Arguably the Hague Committee’s most famous innovation, Article 38 of the Statute has come to be seen as a codification of the recognized sources of international law. The Committee’s formulation illustrates how Chapter II continues to restrict not only who appears before the World Court, but also who contributes to international law. The International Law Commission’s 2018 Draft conclusions on identification of customary international law [Conclusion 4], and 2020 Report on general principles of law [Draft conclusion 2], affirm this legacy by generally limiting law-creation on the international plane to the practice and recognition of state actors. Viewing these works alongside its 1958 Model Rules on Arbitral Procedure (which transposed the verbatim text of Article 38 to ad hoc arbitration), we see that the ILC has throughout its history ingrained both the limitations and potential reach of the Statute.

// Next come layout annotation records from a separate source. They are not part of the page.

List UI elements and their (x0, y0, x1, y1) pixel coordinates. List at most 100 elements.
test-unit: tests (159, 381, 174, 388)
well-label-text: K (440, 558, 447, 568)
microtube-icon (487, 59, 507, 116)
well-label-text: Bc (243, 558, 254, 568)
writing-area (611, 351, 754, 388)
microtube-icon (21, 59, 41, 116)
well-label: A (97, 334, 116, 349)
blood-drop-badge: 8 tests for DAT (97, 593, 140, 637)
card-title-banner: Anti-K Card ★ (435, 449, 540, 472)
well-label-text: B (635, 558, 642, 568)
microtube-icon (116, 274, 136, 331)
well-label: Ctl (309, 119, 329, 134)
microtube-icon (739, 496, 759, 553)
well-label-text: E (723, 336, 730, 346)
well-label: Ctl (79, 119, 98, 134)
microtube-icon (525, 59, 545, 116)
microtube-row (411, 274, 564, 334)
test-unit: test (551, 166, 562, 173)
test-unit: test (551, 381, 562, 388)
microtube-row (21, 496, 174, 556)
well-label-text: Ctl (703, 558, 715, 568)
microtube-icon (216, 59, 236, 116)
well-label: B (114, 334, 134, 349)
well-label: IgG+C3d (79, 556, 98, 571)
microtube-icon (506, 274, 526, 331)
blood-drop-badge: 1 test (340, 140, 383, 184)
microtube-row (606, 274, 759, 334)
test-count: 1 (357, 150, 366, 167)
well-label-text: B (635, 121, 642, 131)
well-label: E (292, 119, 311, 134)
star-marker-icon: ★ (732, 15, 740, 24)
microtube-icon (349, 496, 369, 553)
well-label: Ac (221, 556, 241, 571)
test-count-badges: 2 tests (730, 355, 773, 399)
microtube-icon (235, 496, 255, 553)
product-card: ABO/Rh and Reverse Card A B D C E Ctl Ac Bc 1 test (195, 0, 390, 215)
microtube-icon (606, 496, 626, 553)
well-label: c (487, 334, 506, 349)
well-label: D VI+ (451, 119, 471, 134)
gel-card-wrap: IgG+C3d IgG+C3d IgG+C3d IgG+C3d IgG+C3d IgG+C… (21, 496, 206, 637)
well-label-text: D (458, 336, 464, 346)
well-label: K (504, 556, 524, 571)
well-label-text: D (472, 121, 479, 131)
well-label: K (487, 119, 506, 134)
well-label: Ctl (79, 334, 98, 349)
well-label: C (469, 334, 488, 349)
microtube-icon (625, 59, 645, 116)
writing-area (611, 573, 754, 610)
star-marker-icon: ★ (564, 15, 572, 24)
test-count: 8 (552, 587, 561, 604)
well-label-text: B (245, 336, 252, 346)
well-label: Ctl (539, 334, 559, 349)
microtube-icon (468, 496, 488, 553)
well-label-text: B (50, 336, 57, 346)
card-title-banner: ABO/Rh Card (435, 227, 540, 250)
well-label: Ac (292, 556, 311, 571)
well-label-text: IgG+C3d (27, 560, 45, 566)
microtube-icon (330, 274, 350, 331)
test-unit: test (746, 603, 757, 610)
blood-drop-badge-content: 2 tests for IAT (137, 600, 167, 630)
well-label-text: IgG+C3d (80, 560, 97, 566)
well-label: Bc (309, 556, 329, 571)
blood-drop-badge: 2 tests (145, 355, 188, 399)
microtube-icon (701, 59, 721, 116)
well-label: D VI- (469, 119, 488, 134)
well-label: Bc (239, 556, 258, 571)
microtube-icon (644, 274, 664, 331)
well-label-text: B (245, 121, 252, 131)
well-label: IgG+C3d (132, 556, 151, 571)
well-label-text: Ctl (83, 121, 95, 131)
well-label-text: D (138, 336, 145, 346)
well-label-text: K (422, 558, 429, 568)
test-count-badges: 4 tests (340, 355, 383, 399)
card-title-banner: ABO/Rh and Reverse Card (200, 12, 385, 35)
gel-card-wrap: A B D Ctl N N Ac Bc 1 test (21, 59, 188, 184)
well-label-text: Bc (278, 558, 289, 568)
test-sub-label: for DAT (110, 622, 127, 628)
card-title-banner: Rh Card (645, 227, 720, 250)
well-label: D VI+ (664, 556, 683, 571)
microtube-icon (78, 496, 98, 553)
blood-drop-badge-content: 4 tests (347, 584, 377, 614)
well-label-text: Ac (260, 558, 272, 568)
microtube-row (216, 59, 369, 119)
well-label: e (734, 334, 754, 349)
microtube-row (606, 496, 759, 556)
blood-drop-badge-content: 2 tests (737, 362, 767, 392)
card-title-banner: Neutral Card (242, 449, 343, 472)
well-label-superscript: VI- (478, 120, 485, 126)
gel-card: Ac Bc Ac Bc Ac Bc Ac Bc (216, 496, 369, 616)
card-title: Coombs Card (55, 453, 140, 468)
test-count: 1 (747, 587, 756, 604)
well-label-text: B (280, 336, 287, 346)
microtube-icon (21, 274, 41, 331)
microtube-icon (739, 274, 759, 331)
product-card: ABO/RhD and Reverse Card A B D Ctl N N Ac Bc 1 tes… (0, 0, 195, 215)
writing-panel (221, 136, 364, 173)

The statist and voluntarist limitations on the PCIJ’s contentious jurisdiction have, by necessity, fostered creativity in access to justice before the World Court. This is perhaps most evident in the evolution of requests for advisory opinions. Notably, the 1920 Statute included no express reference to advisory jurisdiction. The Hague Committee had indeed proposed such a provision, but its draft text was criticized as “lacking in clearness and likely to give rise to practical difficulties” by referring certain advisory requests to chambers of the Court [pp. 390, 397]. The defeat of this draft article thus ensured that the Court’s advisory opinions would be legitimized though the imprimatur of its plenary authority. Contemporary scholars have observed that this development essentially gave advisory opinions “the characteristics of a declaratory judgment” [p. 58]—and thus an emerging channel for access to justice in live disputes, as seen in the ICJ’s 2019 Chagos Opinion. In this manner, both the text and omissions of the PCIJ Statute continue to reverberate through international practice today.